The Outlook indicates the most likely direction of the Credit Ratings if the Credit Ratings were to change within the next 12 to 18 months.
Solicitation, key sources and quality of information
The Rated Entity and/or its Related Third Parties participated in the Credit Rating process.
The following substantially material sources of information were used to prepare the Credit Ratings: public domain, the Rated Entity and Scope Ratings’ internal sources.
Scope Ratings considers the quality of information available to Scope Ratings on the Rated Entity or instrument to be satisfactory. The information and data supporting these Credit Ratings originate from sources Scope Ratings considers to be reliable and accurate. Scope Ratings does not, however, independently verify the reliability and accuracy of the information and data.
Prior to the issuance of the Credit Rating action, the Rated Entity was given the opportunity to review the Credit Ratings and/or Outlooks and the principal grounds on which the Credit Ratings and/or Outlooks are based. Following that review, the Credit Ratings and/or Outlooks were not amended before being issued.
Regulatory disclosures
These Credit Ratings and/or Outlooks are issued by Scope Ratings UK Limited at 52 Grosvenor Gardens, London, United Kingdom, SW1W 0AU, Tel +44 20 7824 5180. The Credit Ratings and/or Outlooks are EU-endorsed.

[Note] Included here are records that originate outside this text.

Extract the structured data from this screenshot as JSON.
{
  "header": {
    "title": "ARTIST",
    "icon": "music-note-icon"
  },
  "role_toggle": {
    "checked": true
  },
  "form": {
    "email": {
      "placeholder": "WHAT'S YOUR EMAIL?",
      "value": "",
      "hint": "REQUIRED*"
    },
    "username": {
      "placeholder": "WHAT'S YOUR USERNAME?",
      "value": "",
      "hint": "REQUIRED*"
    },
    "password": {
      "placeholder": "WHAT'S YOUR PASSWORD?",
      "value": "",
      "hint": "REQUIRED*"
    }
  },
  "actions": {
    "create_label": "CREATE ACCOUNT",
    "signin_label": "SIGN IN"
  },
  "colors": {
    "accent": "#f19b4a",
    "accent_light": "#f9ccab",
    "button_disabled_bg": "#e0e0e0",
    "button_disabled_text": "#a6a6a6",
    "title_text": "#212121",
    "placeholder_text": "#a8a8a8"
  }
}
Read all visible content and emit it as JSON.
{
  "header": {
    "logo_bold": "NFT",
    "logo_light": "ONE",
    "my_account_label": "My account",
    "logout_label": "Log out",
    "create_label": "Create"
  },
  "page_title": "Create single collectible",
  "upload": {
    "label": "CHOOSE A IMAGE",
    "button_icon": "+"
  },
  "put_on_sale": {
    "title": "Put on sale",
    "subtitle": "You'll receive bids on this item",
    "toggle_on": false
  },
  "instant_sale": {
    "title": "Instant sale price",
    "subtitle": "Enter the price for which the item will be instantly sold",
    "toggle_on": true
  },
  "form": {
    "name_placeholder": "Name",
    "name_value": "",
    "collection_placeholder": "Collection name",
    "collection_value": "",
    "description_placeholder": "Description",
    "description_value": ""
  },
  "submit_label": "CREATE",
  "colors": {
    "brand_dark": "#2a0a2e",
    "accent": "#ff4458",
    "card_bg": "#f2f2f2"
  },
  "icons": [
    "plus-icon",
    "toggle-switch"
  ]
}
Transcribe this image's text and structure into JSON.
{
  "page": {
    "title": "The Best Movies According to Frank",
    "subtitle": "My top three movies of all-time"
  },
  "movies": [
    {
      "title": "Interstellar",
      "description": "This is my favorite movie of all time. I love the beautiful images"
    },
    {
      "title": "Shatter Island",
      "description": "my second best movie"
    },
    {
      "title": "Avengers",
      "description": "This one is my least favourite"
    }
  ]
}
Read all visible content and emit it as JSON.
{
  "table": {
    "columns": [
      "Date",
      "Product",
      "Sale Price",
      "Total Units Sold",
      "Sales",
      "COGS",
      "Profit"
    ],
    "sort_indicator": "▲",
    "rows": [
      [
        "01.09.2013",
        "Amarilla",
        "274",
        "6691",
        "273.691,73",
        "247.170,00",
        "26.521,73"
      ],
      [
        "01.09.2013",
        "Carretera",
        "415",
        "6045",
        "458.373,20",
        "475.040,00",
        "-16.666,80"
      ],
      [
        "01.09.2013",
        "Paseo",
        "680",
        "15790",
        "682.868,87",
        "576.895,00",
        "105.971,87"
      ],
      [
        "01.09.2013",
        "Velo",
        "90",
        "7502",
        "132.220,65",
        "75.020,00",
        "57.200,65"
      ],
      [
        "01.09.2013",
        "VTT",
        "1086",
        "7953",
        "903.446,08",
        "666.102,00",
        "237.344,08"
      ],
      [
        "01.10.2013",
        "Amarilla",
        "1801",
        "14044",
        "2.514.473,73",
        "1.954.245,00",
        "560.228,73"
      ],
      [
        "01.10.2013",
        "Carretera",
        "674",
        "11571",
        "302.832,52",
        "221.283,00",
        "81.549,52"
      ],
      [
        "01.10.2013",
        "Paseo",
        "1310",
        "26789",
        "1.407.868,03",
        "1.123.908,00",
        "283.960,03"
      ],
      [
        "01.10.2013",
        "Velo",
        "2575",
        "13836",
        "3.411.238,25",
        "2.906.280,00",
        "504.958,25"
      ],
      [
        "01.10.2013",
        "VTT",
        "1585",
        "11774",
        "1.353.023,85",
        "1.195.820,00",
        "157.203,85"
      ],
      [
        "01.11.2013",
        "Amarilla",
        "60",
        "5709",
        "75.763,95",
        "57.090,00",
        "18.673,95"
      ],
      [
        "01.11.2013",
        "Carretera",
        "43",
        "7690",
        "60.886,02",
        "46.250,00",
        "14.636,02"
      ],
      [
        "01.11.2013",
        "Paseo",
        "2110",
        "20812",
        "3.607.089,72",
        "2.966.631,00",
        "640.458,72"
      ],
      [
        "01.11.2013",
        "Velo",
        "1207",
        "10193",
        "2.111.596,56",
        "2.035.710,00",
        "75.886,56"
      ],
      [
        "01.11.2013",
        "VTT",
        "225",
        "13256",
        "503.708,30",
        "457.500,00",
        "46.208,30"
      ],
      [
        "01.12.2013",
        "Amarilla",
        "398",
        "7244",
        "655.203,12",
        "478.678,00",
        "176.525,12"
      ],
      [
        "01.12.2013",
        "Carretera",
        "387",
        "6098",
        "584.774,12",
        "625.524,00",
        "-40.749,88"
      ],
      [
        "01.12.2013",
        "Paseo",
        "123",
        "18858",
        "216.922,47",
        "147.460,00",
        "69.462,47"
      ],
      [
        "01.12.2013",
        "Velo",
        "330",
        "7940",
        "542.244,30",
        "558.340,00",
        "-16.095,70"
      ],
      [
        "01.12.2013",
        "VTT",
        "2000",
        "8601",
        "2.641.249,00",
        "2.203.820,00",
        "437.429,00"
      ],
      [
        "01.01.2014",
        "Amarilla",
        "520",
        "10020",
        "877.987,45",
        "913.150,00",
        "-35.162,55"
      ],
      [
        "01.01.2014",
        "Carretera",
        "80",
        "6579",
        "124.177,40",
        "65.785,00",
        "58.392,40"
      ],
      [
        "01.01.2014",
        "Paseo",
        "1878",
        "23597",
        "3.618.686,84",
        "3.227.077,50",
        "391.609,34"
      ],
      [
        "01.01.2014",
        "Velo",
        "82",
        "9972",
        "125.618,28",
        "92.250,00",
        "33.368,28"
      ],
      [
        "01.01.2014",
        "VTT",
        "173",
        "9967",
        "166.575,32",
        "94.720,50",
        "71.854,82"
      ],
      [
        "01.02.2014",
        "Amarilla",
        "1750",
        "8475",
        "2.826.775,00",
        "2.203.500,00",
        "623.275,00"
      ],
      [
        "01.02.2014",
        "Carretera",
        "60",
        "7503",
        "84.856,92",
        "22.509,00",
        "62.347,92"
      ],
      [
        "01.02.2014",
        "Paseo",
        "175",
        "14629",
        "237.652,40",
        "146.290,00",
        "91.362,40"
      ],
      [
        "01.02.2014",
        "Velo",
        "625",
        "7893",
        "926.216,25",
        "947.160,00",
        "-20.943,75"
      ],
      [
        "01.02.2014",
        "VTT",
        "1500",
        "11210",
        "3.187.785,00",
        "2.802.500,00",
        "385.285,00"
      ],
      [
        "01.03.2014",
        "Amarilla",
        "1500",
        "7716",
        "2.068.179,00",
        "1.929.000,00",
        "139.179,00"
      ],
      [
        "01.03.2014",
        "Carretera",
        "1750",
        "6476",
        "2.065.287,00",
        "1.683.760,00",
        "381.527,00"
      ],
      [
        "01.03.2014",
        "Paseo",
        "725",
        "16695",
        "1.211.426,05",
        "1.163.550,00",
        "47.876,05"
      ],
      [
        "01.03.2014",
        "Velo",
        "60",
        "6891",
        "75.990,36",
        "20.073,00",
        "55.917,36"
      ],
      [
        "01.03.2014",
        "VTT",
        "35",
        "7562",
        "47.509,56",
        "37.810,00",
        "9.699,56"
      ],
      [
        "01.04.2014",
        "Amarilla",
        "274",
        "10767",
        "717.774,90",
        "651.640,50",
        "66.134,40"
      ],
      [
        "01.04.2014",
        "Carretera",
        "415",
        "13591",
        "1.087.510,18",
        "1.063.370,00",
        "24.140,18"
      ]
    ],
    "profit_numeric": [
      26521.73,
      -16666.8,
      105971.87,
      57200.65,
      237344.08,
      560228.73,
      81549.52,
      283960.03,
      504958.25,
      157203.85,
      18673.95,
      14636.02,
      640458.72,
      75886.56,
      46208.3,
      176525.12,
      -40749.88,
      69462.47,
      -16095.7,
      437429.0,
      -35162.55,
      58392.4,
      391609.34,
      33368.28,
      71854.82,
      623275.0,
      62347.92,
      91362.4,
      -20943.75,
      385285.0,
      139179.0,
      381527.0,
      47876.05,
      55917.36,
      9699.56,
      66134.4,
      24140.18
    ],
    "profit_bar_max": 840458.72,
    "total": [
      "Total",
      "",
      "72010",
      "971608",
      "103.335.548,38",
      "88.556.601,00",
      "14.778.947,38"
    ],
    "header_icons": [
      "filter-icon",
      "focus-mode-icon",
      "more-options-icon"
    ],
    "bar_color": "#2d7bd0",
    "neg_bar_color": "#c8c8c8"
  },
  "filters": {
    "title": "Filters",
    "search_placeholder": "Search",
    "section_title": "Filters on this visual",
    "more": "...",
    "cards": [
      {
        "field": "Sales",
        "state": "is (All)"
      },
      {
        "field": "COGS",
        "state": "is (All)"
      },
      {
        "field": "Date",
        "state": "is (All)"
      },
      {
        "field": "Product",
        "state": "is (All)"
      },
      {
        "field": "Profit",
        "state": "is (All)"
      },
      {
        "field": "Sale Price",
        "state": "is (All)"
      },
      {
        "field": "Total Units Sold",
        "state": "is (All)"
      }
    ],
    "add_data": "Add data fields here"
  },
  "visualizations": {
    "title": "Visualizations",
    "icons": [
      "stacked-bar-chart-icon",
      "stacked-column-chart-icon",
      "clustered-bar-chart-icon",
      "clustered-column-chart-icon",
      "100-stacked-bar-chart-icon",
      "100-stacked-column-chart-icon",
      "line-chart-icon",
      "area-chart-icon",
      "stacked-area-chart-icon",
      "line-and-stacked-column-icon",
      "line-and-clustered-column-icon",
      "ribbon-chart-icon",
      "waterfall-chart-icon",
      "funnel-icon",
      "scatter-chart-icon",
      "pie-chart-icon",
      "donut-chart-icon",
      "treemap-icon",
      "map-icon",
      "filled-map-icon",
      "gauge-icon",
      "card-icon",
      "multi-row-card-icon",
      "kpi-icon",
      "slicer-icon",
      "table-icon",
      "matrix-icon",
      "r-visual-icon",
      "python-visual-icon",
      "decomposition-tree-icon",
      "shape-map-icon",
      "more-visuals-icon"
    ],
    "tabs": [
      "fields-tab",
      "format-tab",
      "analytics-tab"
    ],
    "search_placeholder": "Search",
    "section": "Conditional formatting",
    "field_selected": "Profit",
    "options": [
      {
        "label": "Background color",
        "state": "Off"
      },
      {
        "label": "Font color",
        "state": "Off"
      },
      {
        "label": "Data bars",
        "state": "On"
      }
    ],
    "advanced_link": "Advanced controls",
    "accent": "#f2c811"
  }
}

Lead analyst: Andre Hansen, Senior Analyst
Person responsible for approval of the Credit Ratings: Karlo Fuchs, Managing Director
The issuer Credit Rating/Outlook was first released by Scope Ratings on 9 December 2019. The Credit Rating/Outlook was last updated on 11 December 2024.
The preferred senior unsecured debt Credit Rating/Outlook was first released by Scope Ratings on 9 December 2019. The Credit Rating/Outlook was last updated on 11 December 2024.
The non-preferred senior unsecured debt Credit Rating/Outlook was first released by Scope Ratings on 28 September 2021. The Credit Rating/Outlook was last updated on 11 December 2024.
Potential conflicts
See scoperatings.com under Governance & Policies/Regulatory for a list of potential conflicts of interest disclosures related to the issuance of Credit Ratings, as well as a list of Ancillary Services and certain non-Credit Rating Agency services provided to Rated Entities and/or Related Third Parties.